Le truc de la Vuelta n'est que le début, c'est Paula Blasi
On ne voit pas de plafond pour Paula Blasi
Le cyclisme, parfois, nous raconte des histoires qui brisent la logique du système, des trajectoires qui ne passent pas par les écoles fondamentales ou le rouleau dans le garage à la maison.
Paula Blasi est le dernier bel exemple que le moteur, lorsqu'il est de forte cylindrée, finit par trouver sa place.
Un ami commun nous l'a dit il y a longtemps, avec l'insistance de quelqu'un qui sait qu'il a quelque chose de précieux entre les mains : il faut rencontrer Paula, l'emmener au podcast, et c'est ce que nous avons fait.


Et c’était ainsi.
Ce que nous avons trouvé n'est pas seulement un athlète avec une capacité physique inhabituelle, mais aussi quelqu'un avec une fraîcheur qui, dans ce cyclisme très professionnalisé et parfois gris, est profondément appréciée.
L'histoire de Paula n'est pas celle d'une cycliste née, mais celle d'un athlète poussé aux pédales par un revers du destin.
En 2023, il portait encore les couleurs du club Cornellà Triathlon, avec le football dans son passé et le rêve des trois disciplines à l'horizon.
Pourtant, en février 2024, le psoas en disait assez.
Pour un triathlète, un mois sans courir est une peine.
C’est alors que la décision, presque par pragmatisme, change de cap : quitter le triathlon et s’essayer exclusivement au cyclisme.
Il ne cherchait pas la gloire, il cherchait une issue.
Son arrivée à Massi-Tactic n'est pas le résultat d'un éclaireur, mais d'un test de vingt-cinq minutes où il a laissé son entraîneur sur place.
Les chiffres étaient brutaux, mais la technique était un chèque en blanc.

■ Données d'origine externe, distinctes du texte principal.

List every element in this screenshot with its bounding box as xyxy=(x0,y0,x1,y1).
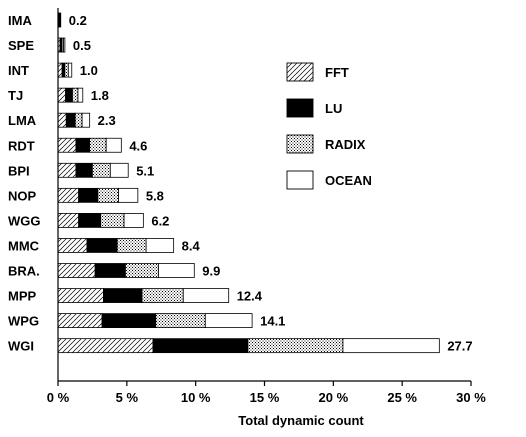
bar-segment-fft-nop xyxy=(57,187,80,203)
legend-swatch-radix xyxy=(286,134,314,154)
bar-segment-radix-rdt xyxy=(89,137,107,153)
bar-segment-radix-wgi xyxy=(247,338,344,354)
bar-segment-radix-mpp xyxy=(141,288,184,303)
bar-segment-fft-wgi xyxy=(57,338,154,354)
bar-segment-fft-rdt xyxy=(57,137,77,153)
bar-segment-fft-mpp xyxy=(57,288,104,303)
bar-segment-radix-bpi xyxy=(92,162,111,178)
total-label-bpi: 5.1 xyxy=(136,163,154,178)
bar-segment-radix-bra xyxy=(125,263,159,278)
bar-segment-fft-bra xyxy=(57,263,96,278)
legend-swatch-fft xyxy=(286,62,314,82)
bar-segment-ocean-nop xyxy=(118,187,139,203)
y-tick-label-wgi: WGI xyxy=(8,339,34,354)
total-label-int: 1.0 xyxy=(80,63,98,78)
legend-label-radix: RADIX xyxy=(325,137,366,152)
bar-segment-ocean-mmc xyxy=(145,238,175,253)
y-tick-label-wpg: WPG xyxy=(8,314,39,329)
legend: FFT LU RADIX OCEAN xyxy=(286,62,372,190)
bar-segment-lu-wgg xyxy=(78,212,102,228)
legend-label-fft: FFT xyxy=(325,65,349,80)
bar-segment-ocean-tj xyxy=(77,87,84,103)
y-tick-label-wgg: WGG xyxy=(8,213,41,228)
bar-segment-lu-bra xyxy=(94,263,126,278)
bar-segment-lu-mmc xyxy=(86,238,118,253)
total-label-rdt: 4.6 xyxy=(129,138,147,153)
bar-segment-lu-nop xyxy=(78,187,99,203)
bar-segment-lu-wgi xyxy=(152,338,249,354)
y-tick-label-mpp: MPP xyxy=(8,289,37,304)
bar-segment-ocean-rdt xyxy=(105,137,122,153)
x-tick-label-30: 30 % xyxy=(456,390,486,405)
bar-segment-lu-wpg xyxy=(101,313,157,329)
bars-layer xyxy=(57,12,440,354)
x-axis-title: Total dynamic count xyxy=(238,413,364,428)
x-tick-label-0: 0 % xyxy=(47,390,70,405)
bar-segment-radix-tj xyxy=(72,87,79,103)
y-tick-label-ima: IMA xyxy=(8,13,32,28)
bar-segment-ocean-bra xyxy=(158,263,195,278)
legend-swatch-lu xyxy=(286,98,314,118)
total-label-spe: 0.5 xyxy=(73,38,91,53)
labels-layer: IMA 0.2 SPE 0.5 INT 1.0 TJ 1.8 LMA 2.3 RDT 4.6 BPI 5.… xyxy=(8,13,473,354)
total-label-mpp: 12.4 xyxy=(237,289,263,304)
y-tick-label-lma: LMA xyxy=(8,113,37,128)
bar-segment-lu-rdt xyxy=(75,137,91,153)
bar-segment-fft-tj xyxy=(57,87,66,103)
legend-label-ocean: OCEAN xyxy=(325,173,372,188)
x-tick-label-15: 15 % xyxy=(250,390,280,405)
bar-segment-fft-wpg xyxy=(57,313,103,329)
y-tick-label-rdt: RDT xyxy=(8,138,35,153)
y-tick-label-mmc: MMC xyxy=(8,238,40,253)
bar-segment-lu-int xyxy=(61,62,66,78)
bar-segment-lu-tj xyxy=(65,87,73,103)
y-tick-label-nop: NOP xyxy=(8,188,37,203)
legend-label-lu: LU xyxy=(325,101,342,116)
bar-segment-fft-lma xyxy=(57,112,67,128)
bar-segment-ocean-wgi xyxy=(342,338,440,354)
y-tick-label-tj: TJ xyxy=(8,88,23,103)
bar-segment-radix-int xyxy=(64,62,69,78)
y-tick-label-bra: BRA. xyxy=(8,264,40,279)
bar-segment-ocean-int xyxy=(67,62,73,78)
total-label-wpg: 14.1 xyxy=(260,314,285,329)
bar-segment-lu-mpp xyxy=(103,288,143,303)
total-label-bra: 9.9 xyxy=(202,264,220,279)
bar-segment-radix-wgg xyxy=(100,212,125,228)
total-label-wgi: 27.7 xyxy=(447,339,472,354)
bar-segment-ocean-bpi xyxy=(109,162,129,178)
x-tick-label-10: 10 % xyxy=(181,390,211,405)
total-label-nop: 5.8 xyxy=(146,188,164,203)
bar-segment-radix-wpg xyxy=(155,313,206,329)
bar-segment-lu-lma xyxy=(65,112,76,128)
legend-swatch-ocean xyxy=(286,170,314,190)
y-tick-label-spe: SPE xyxy=(8,38,34,53)
bar-segment-fft-bpi xyxy=(57,162,77,178)
total-label-mmc: 8.4 xyxy=(182,238,201,253)
x-axis: 0 % 5 % 10 % 15 % 20 % 25 % 30 % xyxy=(47,8,486,405)
total-label-tj: 1.8 xyxy=(91,88,109,103)
y-tick-label-bpi: BPI xyxy=(8,163,30,178)
bar-segment-ocean-lma xyxy=(81,112,91,128)
total-label-wgg: 6.2 xyxy=(151,213,169,228)
x-tick-label-25: 25 % xyxy=(387,390,417,405)
total-label-ima: 0.2 xyxy=(69,13,87,28)
bar-segment-lu-bpi xyxy=(75,162,93,178)
y-tick-label-int: INT xyxy=(8,63,29,78)
bar-segment-radix-nop xyxy=(97,187,119,203)
bar-segment-ocean-wgg xyxy=(123,212,144,228)
bar-segment-fft-int xyxy=(57,62,63,78)
bar-segment-fft-wgg xyxy=(57,212,80,228)
bar-segment-ocean-wpg xyxy=(204,313,253,329)
bar-segment-radix-lma xyxy=(74,112,83,128)
bar-segment-ocean-spe xyxy=(63,37,66,53)
total-label-lma: 2.3 xyxy=(98,113,116,128)
x-tick-label-20: 20 % xyxy=(319,390,349,405)
bar-segment-radix-mmc xyxy=(116,238,147,253)
bar-segment-ocean-mpp xyxy=(182,288,230,303)
bar-segment-fft-mmc xyxy=(57,238,88,253)
x-tick-label-5: 5 % xyxy=(116,390,139,405)
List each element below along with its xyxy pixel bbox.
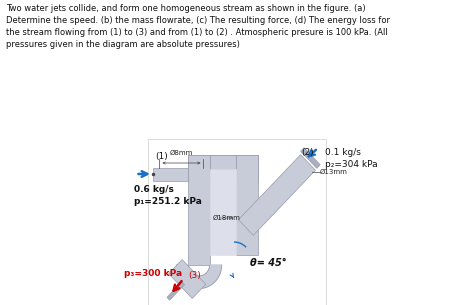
Polygon shape: [238, 155, 316, 235]
Text: Ø8mm: Ø8mm: [170, 150, 193, 156]
Text: p₁=251.2 kPa: p₁=251.2 kPa: [134, 197, 201, 206]
Text: Two water jets collide, and form one homogeneous stream as shown in the figure. : Two water jets collide, and form one hom…: [6, 4, 390, 49]
Text: (1): (1): [155, 152, 168, 161]
Polygon shape: [169, 260, 206, 299]
Text: p₂=304 kPa: p₂=304 kPa: [325, 160, 377, 169]
Text: Ø13mm: Ø13mm: [320, 169, 348, 175]
Text: 0.6 kg/s: 0.6 kg/s: [134, 185, 173, 194]
Text: Ø18mm: Ø18mm: [213, 215, 241, 221]
Bar: [153, 168, 203, 181]
Bar: [188, 155, 258, 182]
Polygon shape: [177, 265, 221, 289]
Text: (2): (2): [301, 148, 313, 156]
Text: θ= 45°: θ= 45°: [250, 258, 287, 268]
Bar: [236, 155, 258, 255]
Bar: [188, 155, 210, 265]
Polygon shape: [167, 282, 184, 300]
Bar: [148, 139, 326, 305]
Text: p₃=300 kPa: p₃=300 kPa: [124, 269, 182, 278]
Text: (3): (3): [188, 271, 201, 280]
Bar: [210, 155, 236, 169]
Polygon shape: [301, 148, 320, 168]
Text: 0.1 kg/s: 0.1 kg/s: [325, 148, 361, 157]
Bar: [210, 169, 236, 255]
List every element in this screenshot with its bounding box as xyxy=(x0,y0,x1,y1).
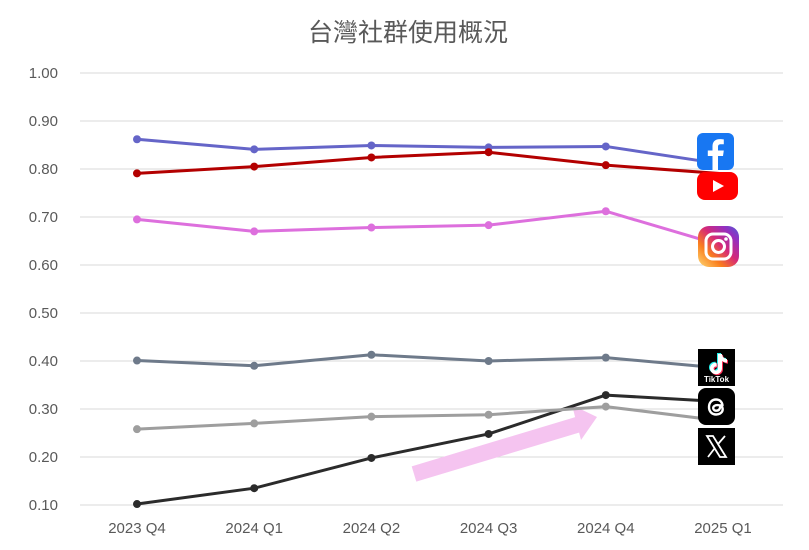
series-youtube xyxy=(133,148,724,178)
data-point-tiktok xyxy=(601,353,610,362)
series-line-tiktok xyxy=(136,353,724,370)
data-point-tiktok xyxy=(484,357,493,365)
data-point-facebook xyxy=(601,142,610,151)
data-point-threads xyxy=(367,453,376,462)
series-line-instagram xyxy=(136,209,724,248)
y-tick-label: 0.10 xyxy=(29,497,58,514)
trend-arrow xyxy=(411,405,597,482)
series-line-threads xyxy=(136,393,724,506)
gridlines xyxy=(80,72,783,506)
y-tick-label: 0.60 xyxy=(29,257,58,274)
series-threads xyxy=(133,391,724,509)
data-point-tiktok xyxy=(250,361,259,370)
data-point-youtube xyxy=(133,169,141,178)
series-line-youtube xyxy=(136,150,724,176)
data-point-threads xyxy=(250,484,259,493)
data-point-facebook xyxy=(133,135,141,144)
series-tiktok xyxy=(133,350,724,370)
series-lines xyxy=(133,135,724,509)
data-point-threads xyxy=(484,429,493,438)
data-point-x xyxy=(133,425,141,434)
y-tick-label: 0.30 xyxy=(29,401,58,418)
data-point-youtube xyxy=(367,153,376,162)
series-instagram xyxy=(133,207,724,248)
tiktok-icon-label: TikTok xyxy=(704,375,730,384)
data-point-x xyxy=(484,410,493,419)
series-line-facebook xyxy=(136,137,724,166)
youtube-icon xyxy=(697,172,738,200)
x-tick-label: 2025 Q1 xyxy=(694,520,752,537)
y-tick-label: 0.70 xyxy=(29,209,58,226)
y-tick-label: 0.50 xyxy=(29,305,58,322)
x-tick-label: 2024 Q2 xyxy=(343,520,401,537)
data-point-threads xyxy=(133,500,141,509)
y-tick-label: 0.90 xyxy=(29,113,58,130)
data-point-facebook xyxy=(250,145,259,154)
data-point-facebook xyxy=(367,141,376,150)
x-tick-label: 2024 Q4 xyxy=(577,520,635,537)
data-point-instagram xyxy=(484,221,493,230)
y-tick-label: 0.20 xyxy=(29,449,58,466)
chart-title: 台灣社群使用概況 xyxy=(308,18,508,47)
data-point-instagram xyxy=(367,223,376,232)
data-point-youtube xyxy=(484,148,493,157)
x-axis-tick-labels: 2023 Q4 2024 Q1 2024 Q2 2024 Q3 2024 Q4 2025 … xyxy=(108,520,752,537)
data-point-tiktok xyxy=(133,356,141,365)
series-line-x xyxy=(136,405,724,431)
instagram-icon xyxy=(698,226,739,267)
facebook-icon xyxy=(697,133,734,170)
tiktok-icon: TikTok xyxy=(698,349,735,386)
trend-arrow-shaft xyxy=(411,416,583,482)
series-x xyxy=(133,402,724,434)
threads-icon xyxy=(698,388,735,425)
data-point-instagram xyxy=(250,227,259,236)
x-icon xyxy=(698,428,735,465)
y-tick-label: 0.80 xyxy=(29,161,58,178)
y-tick-label: 1.00 xyxy=(29,65,58,82)
data-point-instagram xyxy=(601,207,610,216)
data-point-threads xyxy=(601,391,610,400)
x-tick-label: 2024 Q1 xyxy=(225,520,283,537)
data-point-tiktok xyxy=(367,350,376,359)
trend-arrow-head xyxy=(572,405,597,440)
data-point-x xyxy=(367,412,376,421)
x-tick-label: 2024 Q3 xyxy=(460,520,518,537)
data-point-youtube xyxy=(250,162,259,171)
data-point-x xyxy=(250,419,259,428)
platform-legend-icons: TikTok xyxy=(697,133,739,465)
y-axis-tick-labels: 0.10 0.20 0.30 0.40 0.50 0.60 0.70 0.80 0.90 1.00 xyxy=(29,65,58,514)
data-point-youtube xyxy=(601,161,610,170)
series-facebook xyxy=(133,135,724,166)
data-point-x xyxy=(601,402,610,411)
x-tick-label: 2023 Q4 xyxy=(108,520,166,537)
y-tick-label: 0.40 xyxy=(29,353,58,370)
data-point-instagram xyxy=(133,215,141,224)
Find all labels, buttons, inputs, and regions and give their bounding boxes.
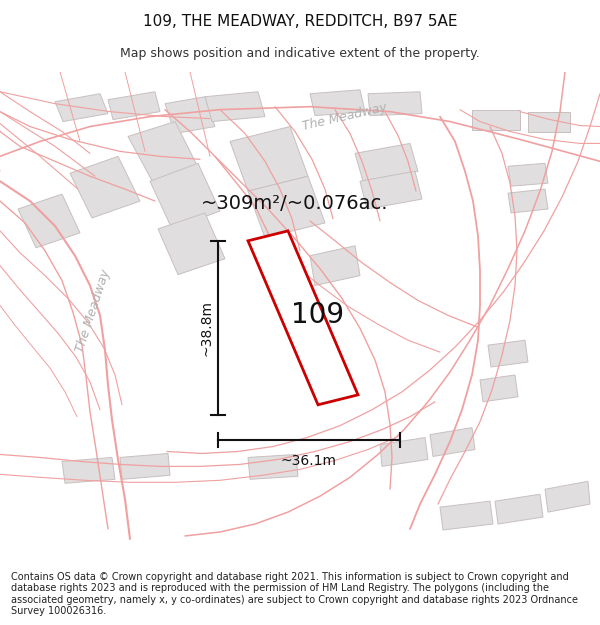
Text: ~309m²/~0.076ac.: ~309m²/~0.076ac.	[201, 194, 389, 213]
Polygon shape	[108, 92, 160, 119]
Polygon shape	[360, 171, 422, 209]
Polygon shape	[508, 163, 548, 186]
Polygon shape	[55, 94, 108, 121]
Polygon shape	[150, 163, 220, 229]
Polygon shape	[545, 481, 590, 512]
Polygon shape	[158, 213, 225, 274]
Polygon shape	[230, 126, 308, 191]
Text: ~36.1m: ~36.1m	[281, 454, 337, 469]
Polygon shape	[248, 454, 298, 479]
Polygon shape	[62, 458, 115, 483]
Text: Map shows position and indicative extent of the property.: Map shows position and indicative extent…	[120, 48, 480, 61]
Polygon shape	[128, 121, 200, 186]
Polygon shape	[480, 375, 518, 402]
Polygon shape	[380, 438, 428, 466]
Polygon shape	[70, 156, 140, 218]
Polygon shape	[440, 501, 493, 530]
Polygon shape	[488, 340, 528, 367]
Polygon shape	[205, 92, 265, 121]
Text: ~38.8m: ~38.8m	[199, 300, 213, 356]
Text: The Meadway: The Meadway	[73, 268, 113, 354]
Polygon shape	[528, 112, 570, 131]
Polygon shape	[165, 97, 215, 134]
Polygon shape	[495, 494, 543, 524]
Polygon shape	[430, 428, 475, 456]
Polygon shape	[310, 246, 360, 286]
Polygon shape	[355, 143, 418, 181]
Polygon shape	[472, 109, 520, 129]
Polygon shape	[18, 194, 80, 248]
Polygon shape	[248, 231, 358, 405]
Text: 109: 109	[292, 301, 344, 329]
Text: The Meadway: The Meadway	[301, 101, 389, 132]
Polygon shape	[508, 189, 548, 213]
Polygon shape	[120, 454, 170, 479]
Polygon shape	[310, 90, 365, 116]
Polygon shape	[368, 92, 422, 116]
Text: Contains OS data © Crown copyright and database right 2021. This information is : Contains OS data © Crown copyright and d…	[11, 571, 578, 616]
Text: 109, THE MEADWAY, REDDITCH, B97 5AE: 109, THE MEADWAY, REDDITCH, B97 5AE	[143, 14, 457, 29]
Polygon shape	[248, 176, 325, 238]
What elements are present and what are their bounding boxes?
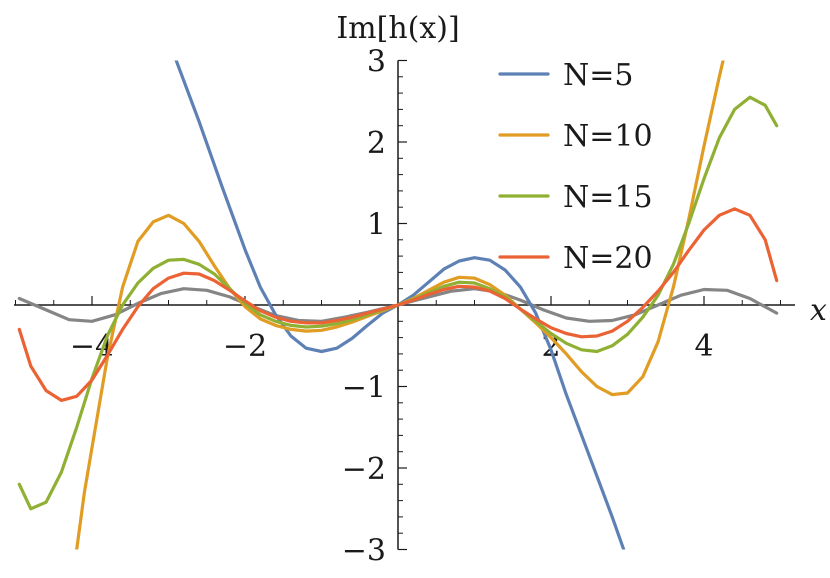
y-tick-label: 1: [367, 208, 386, 243]
legend-label: N=5: [563, 58, 633, 93]
y-tick-label: 2: [367, 126, 386, 161]
y-axis-title: Im[h(x)]: [336, 11, 459, 46]
legend-label: N=10: [563, 119, 653, 154]
x-tick-label: 4: [694, 329, 713, 364]
series-line-n-20: [17, 207, 779, 402]
legend-label: N=20: [563, 241, 653, 276]
y-tick-label: 3: [367, 45, 386, 80]
x-axis-title: x: [810, 293, 827, 328]
legend-label: N=15: [563, 180, 653, 215]
axis-ticks: [15, 59, 781, 551]
y-tick-label: −2: [342, 452, 386, 487]
y-tick-label: −1: [342, 371, 386, 406]
legend: N=5 N=10 N=15 N=20: [498, 58, 653, 276]
series-layer: [17, 60, 779, 550]
x-tick-label: −2: [223, 329, 267, 364]
y-tick-label: −3: [342, 534, 386, 569]
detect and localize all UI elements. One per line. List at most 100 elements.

Ses débuts en Coupe d'Espagne ont été une confrontation avec la réalité : il a renoncé à frissonner après avoir été court par une journée de froid polaire, mais cette fois-là, il était déjà en avance.
Lors de la suivante, à Beasain, il a confirmé que ce moteur n'était pas un mirage et il a rejoint l'équipe première.
Paula admet qu'au début elle a sauté à toutes les attaques et est arrivée avec des crampes parce qu'elle ne savait pas lire la course, mais elle savait écouter. Elle s'est immergée dans le cyclisme en regardant le Tour de Femmes à la télévision et en apprenant auprès des vétérans. Sa quatrième place au Tour del Porvenir, en souffrance sur les pentes du Colle delle Finestre, ou son titre de championne d'Espagne du contre-la-montre, ont été les avertissements définitifs avant son explosion totale dans l'UAE Team ADQ.
Le point culminant de cette ascension fulgurante a été une exposition historique à Angliru, devenant ainsi le premier Espagnol à remporter La Vuelta Femenina.
L'autre jour, nous revenions sur la dernière victoire espagnole dans un grand tour, nous avons déjà un précédent immédiat.
Dans les montagnes asturiennes, Blasi a montré qu'elle n'est plus seulement une triathlète qui pédale fort, mais une cycliste qui gère les temps avec une maturité inappropriée.
Il raconte que son attaque n'était pas un ordre de voiture, mais un pur instinct lorsqu'il a vu que le groupe des favoris était réduit et qu'il a remporté la Vuelta, comme l'Amstel il y a quelques jours.


Il a brisé une barrière restée intacte depuis l'époque de Joane Somarriba, et il le fait avec l'humilité de quelqu'un qui, il y a trois mois, était encore concentré sur ses études de sciences du sport.
Même si le Tour de France apparaît désormais comme une tentation logique après sa victoire, elle conserve le calme que lui procure son environnement à Esplugues de Llobregat.
Elle sait que le cyclisme a besoin d'exclusivité et non d'étapes brûlantes, mais avec le maillot rouge à son palmarès, le plafond de Paula Blasi est désormais un mystère impossible à déchiffrer.